The strength of $\mathsf{ZF+}$ "$\omega_1$ has tree property" is exactly that of a weakly compact; the forcing direction is the same construction as Jech's making $\omega_1$ measurable. But what if we consider $L(\mathbb{R})$? Feel free to add $\mathsf{DC}$ if that matters.

More broadly, is there some statement $\varphi$ such that the strength of $L(\mathbb{R})\models\varphi$ is exactly a weakly compact? Note that

$\varphi=$ there exists a countable transitive model of $\mathsf{ZFC+}$ "there is a weakly compact cardinal"
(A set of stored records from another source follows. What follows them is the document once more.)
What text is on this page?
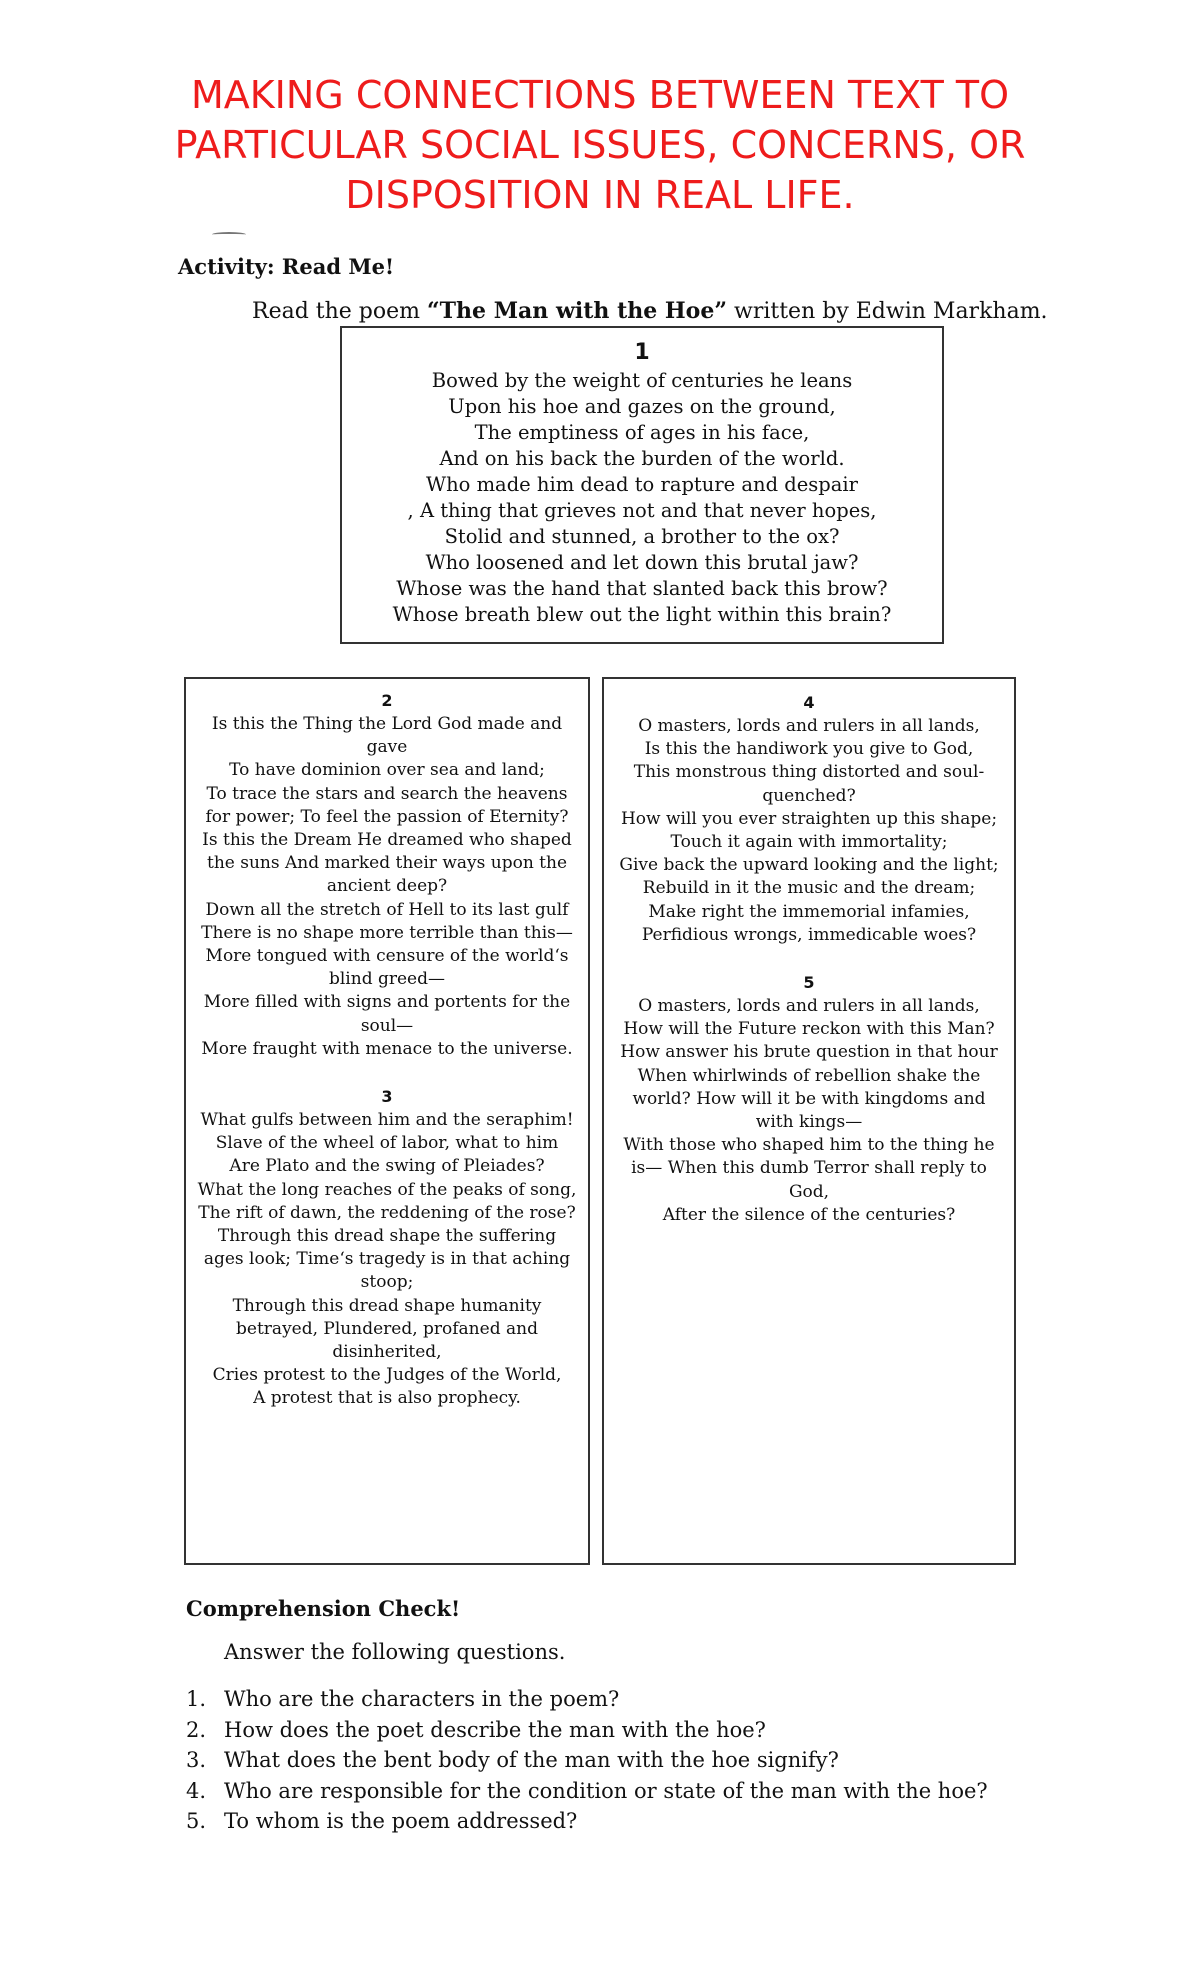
MAKING CONNECTIONS BETWEEN TEXT TO PARTICULAR SOCIAL ISSUES, CONCERNS, OR DISPOSITION IN REAL LIFE.
Activity: Read Me!
Read the poem “The Man with the Hoe” written by Edwin Markham.
1
Bowed by the weight of centuries he leans
Upon his hoe and gazes on the ground,
The emptiness of ages in his face,
And on his back the burden of the world.
Who made him dead to rapture and despair
, A thing that grieves not and that never hopes,
Stolid and stunned, a brother to the ox?
Who loosened and let down this brutal jaw?
Whose was the hand that slanted back this brow?
Whose breath blew out the light within this brain?
2
Is this the Thing the Lord God made and gave
To have dominion over sea and land;
To trace the stars and search the heavens for power; To feel the passion of Eternity?
Is this the Dream He dreamed who shaped the suns And marked their ways upon the ancient deep?
Down all the stretch of Hell to its last gulf
There is no shape more terrible than this—
More tongued with censure of the world‘s blind greed—
More filled with signs and portents for the soul—
More fraught with menace to the universe.
3
What gulfs between him and the seraphim!
Slave of the wheel of labor, what to him
Are Plato and the swing of Pleiades?
What the long reaches of the peaks of song,
The rift of dawn, the reddening of the rose? Through this dread shape the suffering ages look; Time‘s tragedy is in that aching stoop;
Through this dread shape humanity betrayed, Plundered, profaned and disinherited,
Cries protest to the Judges of the World,
A protest that is also prophecy.
4
O masters, lords and rulers in all lands,
Is this the handiwork you give to God,
This monstrous thing distorted and soul-quenched?
How will you ever straighten up this shape;
Touch it again with immortality;
Give back the upward looking and the light; Rebuild in it the music and the dream;
Make right the immemorial infamies,
Perfidious wrongs, immedicable woes?
5
O masters, lords and rulers in all lands,
How will the Future reckon with this Man?
How answer his brute question in that hour
When whirlwinds of rebellion shake the world? How will it be with kingdoms and with kings—
With those who shaped him to the thing he is— When this dumb Terror shall reply to God,
After the silence of the centuries?
Comprehension Check!
Answer the following questions.
1. Who are the characters in the poem?
2. How does the poet describe the man with the hoe?
3. What does the bent body of the man with the hoe signify?
4. Who are responsible for the condition or state of the man with the hoe?
5. To whom is the poem addressed?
does not work, and is cheating anyway. If there turns out to be some other way of cheating, my next question would be whether there is a natural statement $\varphi$.

Answer 1

Suppose $V=L$ and $\kappa$ is weakly compact. Force with the Levy collapse below $\kappa$. Then in $M=L(\mathbb{R}^{L[G]})$, $\omega_1$ has the tree property. For if $T\in M$ is a tree of the relevant kind, then $T\in\mathrm{HOD}^{L[G]}_{\{x\}}$ for some $x\in\mathbb{R}^{L[G]}$ (since $M=L(\mathbb{R})^{L[G]}$). Let $\alpha<\kappa$ be such that $x\in L[G\upharpoonright\alpha]$. Then $T\in L[G\upharpoonright\alpha]$, by homogeneity of the tail of the Levy collapse. Since $\kappa$ is weakly compact in $L[G\upharpoonright\alpha]$, and $T$ also has the right form in $L[G\upharpoonright\alpha]$, there is $b\in L[G\upharpoonright\alpha]$ which is a $T$-cofinal branch. But then $L[G\upharpoonright\alpha]\subseteq M$, so $b\in M$. Note we also have DC in $M$.